Opposition and Criticism: Ex-followers Speak Out
Prem Rawat's autocratic leadership has impeded any expression of dissent within the Prem Rawat movement. Even as a mere "inspirational speaker" he is presented as being beyond challenge. Although Prem Rawat frequently side steps religious matters, in the face of criticism, his organisations have adopted defensive responses pioneered by openly religious groups such as Scientology and The Family.
In the early 1970s Prem Rawat's marriage at age 16, his hospitalisation with stomach ulcers, and the spectacular failure of the Millennium '73 festival combined to draw a barrage of media scorn in both magazines and newspapers. By contrast in the 20 years from 1976 to 1996, there was only very occasional media attention given to Rawat or his movement as Rawat did his best not to awaken the "sleeping tiger." Rawat was so traumatised by facing the press at Millenium '73 that he has refused any real interview to this day. Indeed after 1975 only authors of books on cults and cult interested psychologists seemed to be aware of the Rawat movement at all.
If the 1980s and 1990s were a time of gentle decline for Prem Rawat's movement, at least it was largely left alone by media, regulators and disaffected followers. This 'remaining undisturbed' was supported by a strict policy of 'remaining invisible' - itself a reaction to the Public Relations failures made by Rawat and the then Divine Light Mission in the 1970s.

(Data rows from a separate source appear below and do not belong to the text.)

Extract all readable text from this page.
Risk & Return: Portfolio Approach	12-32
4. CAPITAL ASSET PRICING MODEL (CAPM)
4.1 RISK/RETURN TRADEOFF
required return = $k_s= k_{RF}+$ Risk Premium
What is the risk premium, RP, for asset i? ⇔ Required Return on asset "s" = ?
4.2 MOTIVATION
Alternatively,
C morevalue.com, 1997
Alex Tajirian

For twenty years there was no advertising whatever, and promotion of Rawat and his movement was exclusively by word of mouth.
Until the mid-1990s followers who left Prem Rawat's movement found that not only were they rejected by their former premie friends, there was no alternative support base outside of the movement. Then in 1996, two North American based former followers of Prem Rawat set up the ex-premie.org/ website. Information and personal reports from hundreds of contributors steadily built into a comprehensive archive. Internet Forums were set up, Elan Vital and Divine Light Mission secrets were made public, and countless photos were published. Struggling to keep up with the first breath of opposition in two decades, Elan Vital appointed 'monitors' to keep track of the website and its forums.
ex-premie.org has continued to provide first hand testimonies from former followers. Additionally its readership continues to grow, the latest available statistics (for the month of January 2008) show that there were over 39,000 visits to the site, with over 120,000 page views. The contacts that the site has supported have allowed numerous one time followers to gain an understanding about Prem Rawat and his movement that would not otherwise have been possible. The site has undoubtedly contributed to many former followers actively rejecting Prem Rawat. The approach of the website is to question the emotional basis of followers' attachment to Rawat, and to provide verifiable information as to his questionable behaviours.
Using the platform of the Internet, former followers have become visible in their opposition to Prem Rawat, something which has extended to live demonstrations and media contact. A protester at the gates of the Amaroo complex, attracted Australia-wide media coverage in September, 2002. And, in 2003, a protester outside an event attended by Prem Rawat in Bristol, UK, generated several newspaper stories.
Although pro Rawat websites have never acknowledged that a body of criticism exists, a number of Elan Vital websites have FAQ sections which acknowledge that Rawat has detractors. The Elan Vital position is that Prem Rawat's detractors are morally or mentally deficient.